Julie Peasgood explains how she fell in love with Cornwall’s seaside while filming her latest project.
Run sound…speed…rolling…ACTION! This has been my daily diet for the last two weeks; an idyllic fortnight spent in Cornwall, shooting a fairy-tale German romance. I am playing a Texan tarot card reader, and even though my accent may at times stray from the required Southern drawl, it doesn’t really matter because the British actors will later be dubbed into German.
An amusing coincidence for me (given this column) is that my character is part of a group who are on a coach tour around Cornwall’s most iconic sights. But it’s not plain sailing by any means; our group leader in the story is besieged with problems from start to finish.
To begin with, the 5* hotel we’re all booked into suffers severe water damage, resulting in everyone being forced to stay in the one remaining hotel with any vacancies, which is unfortunately only half built. We’re all quite happy though - in fact I declare “hot diggedy dawg – this place has a real good aura!” (Well, OK, I might not use those exact words, but you get the picture…)
Our guide has a blazing row with a man she thinks is the head workman, who then turns out to be the owner of the hotel, and things go from bad to worse when an elderly gentleman on the tour goes missing on the top of a cliff. Plus the most bad-tempered member of our group is discovered to be a top travel journalist, whose review of the experience could threaten the whole venture.
Suffice to say there is a happy ending. The elderly gentleman is eventually found, the review when published is in fact very favourable, and the group leader and the hotel owner fall passionately in love (with my tarot cards naturally predicting they’ll live happily ever after).
In keeping with the story’s ending, this has been the happiest of jobs and a lot of the credit has to go to the award-winning Headland Hotel, on Newquay’s breathtaking Fistral Beach, where I stayed whilst filming. Made famous in 1987 as the location for Roald Dahl’s The Witches movie, it has the finest view I have ever enjoyed from a hotel room. And I’m in good company - Anjelica Huston, star of the film, also stated she ‘had the best sea view in the world’.
Each morning I woke up to the sound of waves crashing on the rocks below, and a panorama so reminiscent of Kirrin Island that I was almost tempted to fish out my old Enid Blytons and re-read them immediately (if I wasn’t filming I’d start looking for secret passageways). There were surfers riding the waves from dawn till dusk and I didn’t turn the TV on once - the view is entertainment enough.
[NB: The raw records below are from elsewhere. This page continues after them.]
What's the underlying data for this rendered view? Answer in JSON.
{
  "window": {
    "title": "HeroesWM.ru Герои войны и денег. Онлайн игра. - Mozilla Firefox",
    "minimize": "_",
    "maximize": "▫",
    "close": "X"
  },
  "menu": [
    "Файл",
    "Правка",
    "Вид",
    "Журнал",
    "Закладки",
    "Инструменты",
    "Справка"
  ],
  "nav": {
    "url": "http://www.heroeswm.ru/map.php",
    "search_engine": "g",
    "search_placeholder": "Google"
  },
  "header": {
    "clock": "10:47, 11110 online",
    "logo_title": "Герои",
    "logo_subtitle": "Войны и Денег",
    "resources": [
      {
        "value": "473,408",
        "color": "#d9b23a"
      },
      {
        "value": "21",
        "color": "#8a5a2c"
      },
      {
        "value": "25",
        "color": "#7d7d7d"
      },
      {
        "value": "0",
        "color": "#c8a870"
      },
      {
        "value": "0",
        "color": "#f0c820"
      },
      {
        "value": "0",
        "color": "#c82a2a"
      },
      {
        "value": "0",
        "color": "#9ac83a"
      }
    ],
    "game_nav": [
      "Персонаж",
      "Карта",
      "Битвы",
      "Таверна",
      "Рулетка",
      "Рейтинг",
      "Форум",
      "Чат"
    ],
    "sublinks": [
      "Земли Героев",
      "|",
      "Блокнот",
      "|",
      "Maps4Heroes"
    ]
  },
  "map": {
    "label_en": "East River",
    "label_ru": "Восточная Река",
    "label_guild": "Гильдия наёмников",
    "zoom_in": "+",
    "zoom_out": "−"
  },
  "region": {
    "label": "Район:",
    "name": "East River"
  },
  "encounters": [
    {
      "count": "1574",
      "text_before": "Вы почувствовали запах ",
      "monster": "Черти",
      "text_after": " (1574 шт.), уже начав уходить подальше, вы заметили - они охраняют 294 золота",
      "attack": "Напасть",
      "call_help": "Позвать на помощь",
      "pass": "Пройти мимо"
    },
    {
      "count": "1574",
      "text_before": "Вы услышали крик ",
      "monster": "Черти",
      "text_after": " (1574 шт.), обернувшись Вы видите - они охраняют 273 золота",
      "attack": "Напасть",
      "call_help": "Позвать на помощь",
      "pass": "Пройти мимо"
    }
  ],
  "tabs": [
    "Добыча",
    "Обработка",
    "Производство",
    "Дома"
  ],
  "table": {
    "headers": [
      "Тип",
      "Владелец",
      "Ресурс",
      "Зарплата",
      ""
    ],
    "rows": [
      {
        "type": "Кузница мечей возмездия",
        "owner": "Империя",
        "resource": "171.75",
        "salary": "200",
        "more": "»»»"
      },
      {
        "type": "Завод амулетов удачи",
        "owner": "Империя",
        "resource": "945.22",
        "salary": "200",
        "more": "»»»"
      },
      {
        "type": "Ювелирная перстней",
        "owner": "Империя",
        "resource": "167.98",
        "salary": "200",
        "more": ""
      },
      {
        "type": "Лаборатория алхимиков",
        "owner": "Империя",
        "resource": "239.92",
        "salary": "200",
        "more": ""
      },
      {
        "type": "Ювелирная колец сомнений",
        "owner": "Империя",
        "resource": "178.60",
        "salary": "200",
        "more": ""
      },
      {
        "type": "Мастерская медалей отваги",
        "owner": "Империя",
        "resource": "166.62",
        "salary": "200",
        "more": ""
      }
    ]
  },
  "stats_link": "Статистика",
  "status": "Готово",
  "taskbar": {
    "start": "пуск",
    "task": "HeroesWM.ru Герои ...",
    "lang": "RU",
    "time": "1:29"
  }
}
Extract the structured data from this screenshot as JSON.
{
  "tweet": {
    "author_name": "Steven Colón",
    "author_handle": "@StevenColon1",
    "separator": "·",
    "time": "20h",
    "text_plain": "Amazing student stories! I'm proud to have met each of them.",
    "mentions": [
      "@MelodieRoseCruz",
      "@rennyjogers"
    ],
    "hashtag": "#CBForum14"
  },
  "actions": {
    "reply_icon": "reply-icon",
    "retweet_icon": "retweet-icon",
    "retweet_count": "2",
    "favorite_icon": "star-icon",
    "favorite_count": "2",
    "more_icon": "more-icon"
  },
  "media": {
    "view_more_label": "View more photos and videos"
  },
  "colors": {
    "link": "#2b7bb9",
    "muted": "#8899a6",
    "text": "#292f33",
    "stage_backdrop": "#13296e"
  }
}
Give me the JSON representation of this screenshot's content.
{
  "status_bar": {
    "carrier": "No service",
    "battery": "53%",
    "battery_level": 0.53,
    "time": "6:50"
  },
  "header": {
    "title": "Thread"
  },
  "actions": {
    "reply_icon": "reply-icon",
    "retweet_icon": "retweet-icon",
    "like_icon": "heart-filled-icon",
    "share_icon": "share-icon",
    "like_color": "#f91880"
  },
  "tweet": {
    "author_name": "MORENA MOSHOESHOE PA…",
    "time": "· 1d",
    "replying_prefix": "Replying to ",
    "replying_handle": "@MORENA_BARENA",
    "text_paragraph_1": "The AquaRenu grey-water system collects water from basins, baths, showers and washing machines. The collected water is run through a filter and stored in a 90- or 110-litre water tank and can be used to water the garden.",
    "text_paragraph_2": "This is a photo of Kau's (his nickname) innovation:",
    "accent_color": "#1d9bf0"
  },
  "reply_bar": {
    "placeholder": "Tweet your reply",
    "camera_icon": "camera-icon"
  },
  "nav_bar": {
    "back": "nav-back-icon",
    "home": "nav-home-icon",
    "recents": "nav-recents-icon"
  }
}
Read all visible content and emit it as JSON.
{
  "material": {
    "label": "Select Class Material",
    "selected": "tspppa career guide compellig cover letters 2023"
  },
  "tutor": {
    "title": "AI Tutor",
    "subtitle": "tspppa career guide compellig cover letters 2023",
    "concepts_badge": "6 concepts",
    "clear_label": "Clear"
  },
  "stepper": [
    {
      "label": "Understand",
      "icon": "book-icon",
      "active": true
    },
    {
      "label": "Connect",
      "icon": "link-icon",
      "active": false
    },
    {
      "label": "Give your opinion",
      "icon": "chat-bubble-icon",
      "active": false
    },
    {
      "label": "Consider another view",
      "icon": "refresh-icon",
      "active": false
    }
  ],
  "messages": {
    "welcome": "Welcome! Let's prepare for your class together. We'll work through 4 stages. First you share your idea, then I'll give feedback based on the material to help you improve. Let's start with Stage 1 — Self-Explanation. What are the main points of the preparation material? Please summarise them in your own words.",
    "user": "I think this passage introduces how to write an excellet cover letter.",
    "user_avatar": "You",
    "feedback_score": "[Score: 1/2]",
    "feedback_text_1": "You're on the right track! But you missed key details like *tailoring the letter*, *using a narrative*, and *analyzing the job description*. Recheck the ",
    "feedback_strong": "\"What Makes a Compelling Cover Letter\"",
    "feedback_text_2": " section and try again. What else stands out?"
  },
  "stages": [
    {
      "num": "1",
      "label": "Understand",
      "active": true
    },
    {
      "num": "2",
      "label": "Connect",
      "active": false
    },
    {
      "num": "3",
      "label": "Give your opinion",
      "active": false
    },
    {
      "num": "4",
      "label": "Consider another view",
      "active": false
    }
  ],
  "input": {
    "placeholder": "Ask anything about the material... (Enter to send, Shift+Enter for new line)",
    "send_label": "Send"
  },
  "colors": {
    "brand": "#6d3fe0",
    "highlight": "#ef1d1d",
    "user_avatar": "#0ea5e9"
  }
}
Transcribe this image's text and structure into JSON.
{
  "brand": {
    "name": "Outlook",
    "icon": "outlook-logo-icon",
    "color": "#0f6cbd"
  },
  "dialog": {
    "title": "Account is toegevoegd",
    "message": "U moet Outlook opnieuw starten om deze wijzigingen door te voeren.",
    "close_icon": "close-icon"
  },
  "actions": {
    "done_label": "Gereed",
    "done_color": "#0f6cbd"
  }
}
The inside of the hotel didn’t disappoint either; it’s immaculate throughout, with an expansive grand lounge; luxurious sofas alongside original Lloyd Loom furniture, and a huge, wrought-iron staircase. The spa is impressive too offering a variety of massages and treatments, with both an indoor and an outdoor pool and a nine-hole pitch and putt course. Duty Manager Paul Powell and Concierge Sarah Gaskin were the icing on the cake; friendly, knowledgeable and attentive, they were keen to point out the benefits for groups (such as room upgrades and a lovely separate dining room if available) in the stylish yet classic family-run hotel.
I know I’ll be back with my family as soon as I can - for that superb sea view and because, just like the hotel in our film, it does have ‘a real good aura!